Indigenous cultures across North America practiced forms of ecological land stewardship that increased biodiversity while supporting human life. Forests were tended. Prairies and meadows were managed. Ecosystems became richer rather than poorer.

Human beings are not inherently destructive.

We become destructive only when we are greedy, neglectful and ignorant.

When we act with knowledge and intention, we can improve ecosystems dramatically.

Cities will always have buildings and roads. This not the problem. The problem is when the natural systems surrounding those structures are ignored.
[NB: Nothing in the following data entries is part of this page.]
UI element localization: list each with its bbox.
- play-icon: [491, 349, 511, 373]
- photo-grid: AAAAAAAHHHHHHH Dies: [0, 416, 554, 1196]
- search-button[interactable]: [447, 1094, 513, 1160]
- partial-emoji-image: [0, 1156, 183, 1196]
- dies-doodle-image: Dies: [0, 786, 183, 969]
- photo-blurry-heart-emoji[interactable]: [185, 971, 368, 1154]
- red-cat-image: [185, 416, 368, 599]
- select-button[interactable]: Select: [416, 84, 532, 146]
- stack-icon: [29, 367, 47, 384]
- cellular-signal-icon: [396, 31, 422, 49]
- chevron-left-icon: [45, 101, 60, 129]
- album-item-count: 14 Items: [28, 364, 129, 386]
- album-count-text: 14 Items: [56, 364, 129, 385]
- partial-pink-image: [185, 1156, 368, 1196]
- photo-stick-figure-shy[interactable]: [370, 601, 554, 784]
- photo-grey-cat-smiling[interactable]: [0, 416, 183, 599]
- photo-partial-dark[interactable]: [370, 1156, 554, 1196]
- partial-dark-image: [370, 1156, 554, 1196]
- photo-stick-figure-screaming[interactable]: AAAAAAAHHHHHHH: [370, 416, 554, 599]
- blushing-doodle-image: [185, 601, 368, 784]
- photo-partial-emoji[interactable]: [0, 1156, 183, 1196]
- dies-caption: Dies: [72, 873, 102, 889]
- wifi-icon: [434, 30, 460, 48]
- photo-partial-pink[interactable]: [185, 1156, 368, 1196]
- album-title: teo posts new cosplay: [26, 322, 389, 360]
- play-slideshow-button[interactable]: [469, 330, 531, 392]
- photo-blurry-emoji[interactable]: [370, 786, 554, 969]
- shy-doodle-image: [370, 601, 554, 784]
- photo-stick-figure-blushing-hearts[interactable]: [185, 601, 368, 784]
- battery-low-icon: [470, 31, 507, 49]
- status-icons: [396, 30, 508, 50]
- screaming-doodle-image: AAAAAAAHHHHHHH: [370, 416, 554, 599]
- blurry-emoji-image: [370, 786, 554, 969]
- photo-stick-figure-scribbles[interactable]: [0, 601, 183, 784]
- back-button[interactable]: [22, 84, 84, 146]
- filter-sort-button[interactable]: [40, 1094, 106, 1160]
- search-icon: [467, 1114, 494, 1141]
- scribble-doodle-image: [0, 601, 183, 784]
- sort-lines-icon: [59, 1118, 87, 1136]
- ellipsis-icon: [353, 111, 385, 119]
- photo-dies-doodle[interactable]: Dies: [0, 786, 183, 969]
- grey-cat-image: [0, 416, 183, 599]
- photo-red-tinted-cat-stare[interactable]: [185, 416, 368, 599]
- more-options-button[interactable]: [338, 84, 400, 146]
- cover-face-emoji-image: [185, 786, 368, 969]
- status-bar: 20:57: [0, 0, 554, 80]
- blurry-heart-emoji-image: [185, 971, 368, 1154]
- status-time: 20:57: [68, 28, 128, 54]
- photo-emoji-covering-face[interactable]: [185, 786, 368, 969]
Every roof and parking lot sends water rushing into drains that flood our rivers and their tributaries with pollutants. But that water could instead flow into rain gardens and intentional wetlands where soil and plants filter pollution and recharge the earth.

Every yard could support pollinators, produce food, shade the ground, and build healthy soil.

Every neighborhood could be part of a living landscape.

It’s time we start to see soil is not dirt but a living system. That water is not waste but a resource. That plants are not decoration but partners in a functioning ecosystem.

The ecological gardener believes that beauty and ecology are not opposites but allies.

This philosophy does not require waiting for governments or corporations to change, (though they might eventually have to develop a framework to facilitate this). It begins much closer to home.

It begins with learning about the land we live on, what it was before and what it can be. It begins with building basic skills in growing, lost just a few generations ago. It starts with stacking organic matter. Planting diverse species. Capturing stormwater. Caring for trees. Cleaning up trash in nearby woods, road-side ditches and creeks. It begins with letting go of an absurd attachment to tidy, spray program manipulated lawns.

It begins with encouraging others to do the same - not by condemnation but by example.

Human beings are capable of making the world better, and the work does not begin somewhere else. It does not begin in some abstract idea or distant place.

It begins right where we live.

Right outside our front and back doors.